痛みを数値で表したら

その痛みを数値で表したら、どれくらい?と入院前のアンケートで聞かれた。果たして、痛みを数値で表すことができるのだろうか?いちばん痛い時が10で、今は3くらいかな、といい加減に答える。

そこで思い出したのは、ドイツで生活し始めたドイツ語もままならない頃、子どたちが病気をした時だ。

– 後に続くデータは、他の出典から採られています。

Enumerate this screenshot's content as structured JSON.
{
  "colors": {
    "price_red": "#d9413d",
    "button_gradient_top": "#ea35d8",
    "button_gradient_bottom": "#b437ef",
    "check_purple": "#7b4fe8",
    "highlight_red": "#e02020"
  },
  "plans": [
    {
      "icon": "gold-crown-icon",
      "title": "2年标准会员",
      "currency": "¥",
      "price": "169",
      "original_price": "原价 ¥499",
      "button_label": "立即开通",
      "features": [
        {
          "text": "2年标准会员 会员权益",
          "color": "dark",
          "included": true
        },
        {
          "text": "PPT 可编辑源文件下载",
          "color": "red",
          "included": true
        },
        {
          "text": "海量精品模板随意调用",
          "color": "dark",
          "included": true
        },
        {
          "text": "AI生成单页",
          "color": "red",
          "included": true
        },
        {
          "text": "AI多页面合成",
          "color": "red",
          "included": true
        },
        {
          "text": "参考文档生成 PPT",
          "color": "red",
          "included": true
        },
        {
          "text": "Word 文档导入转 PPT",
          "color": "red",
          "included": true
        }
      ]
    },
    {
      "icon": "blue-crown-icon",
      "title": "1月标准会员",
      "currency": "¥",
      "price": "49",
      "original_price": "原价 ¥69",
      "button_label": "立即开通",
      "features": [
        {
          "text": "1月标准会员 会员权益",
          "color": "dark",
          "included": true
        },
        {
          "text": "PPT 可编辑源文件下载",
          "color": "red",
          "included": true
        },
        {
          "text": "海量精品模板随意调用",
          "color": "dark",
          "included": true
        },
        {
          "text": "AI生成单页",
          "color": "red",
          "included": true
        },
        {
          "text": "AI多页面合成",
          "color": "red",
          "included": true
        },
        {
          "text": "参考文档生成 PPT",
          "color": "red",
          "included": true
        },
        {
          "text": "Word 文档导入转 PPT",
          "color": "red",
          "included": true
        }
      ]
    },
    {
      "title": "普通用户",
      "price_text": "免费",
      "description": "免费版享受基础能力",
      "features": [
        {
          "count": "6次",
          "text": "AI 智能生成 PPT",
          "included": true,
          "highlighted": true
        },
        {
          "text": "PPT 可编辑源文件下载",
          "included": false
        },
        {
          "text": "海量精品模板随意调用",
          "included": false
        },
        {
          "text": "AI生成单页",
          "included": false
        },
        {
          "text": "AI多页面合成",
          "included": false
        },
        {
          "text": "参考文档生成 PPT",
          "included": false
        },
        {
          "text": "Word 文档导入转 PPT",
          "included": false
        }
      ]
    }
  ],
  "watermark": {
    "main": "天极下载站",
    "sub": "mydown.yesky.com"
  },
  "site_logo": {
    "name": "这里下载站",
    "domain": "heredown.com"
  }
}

5歳になるミツタケが風邪をひいたとき、近所にDr.ブルーメ(訳すと、お花先生)という中年の女医さんのところに連れて行った。柔らかく包むように「どうしたの?あたまが痛いの?どう痛いか言ってみてごらん」と、それはそれは温かな声でミツタケの顔を覗き込んだ。

そばにいた私も、ひやぁーどうしよう、と内心慌てた。
頭がキリキリ痛い、ズキズキ痛い、ガンガン痛い、シクシク痛い、キューキュー痛い、、、、人によって表現はまちまちだ。果たしてドイツ語でなんと言ったらいいのだろう。絶体絶命。その時、どのようにDr.、ブルーメに説明したかすっかり忘れてたが、自分に身体の状態を外国のお医者さまに伝えるのは、とても難しいということだ。まして子どもにいたっては!

万国共通の数値で痛みを表せれば、便利かもしれないが、趣がない。
キリキリ ズキズキ ガンガン モヤモヤ シクシク ジンジン ムカムカ、、、、、
カラダから溢れ出てくる痛みのリアリティが感じられ、痛む人と繋がれる気がす。

今日も病室の窓からは、美しい青空が見えた。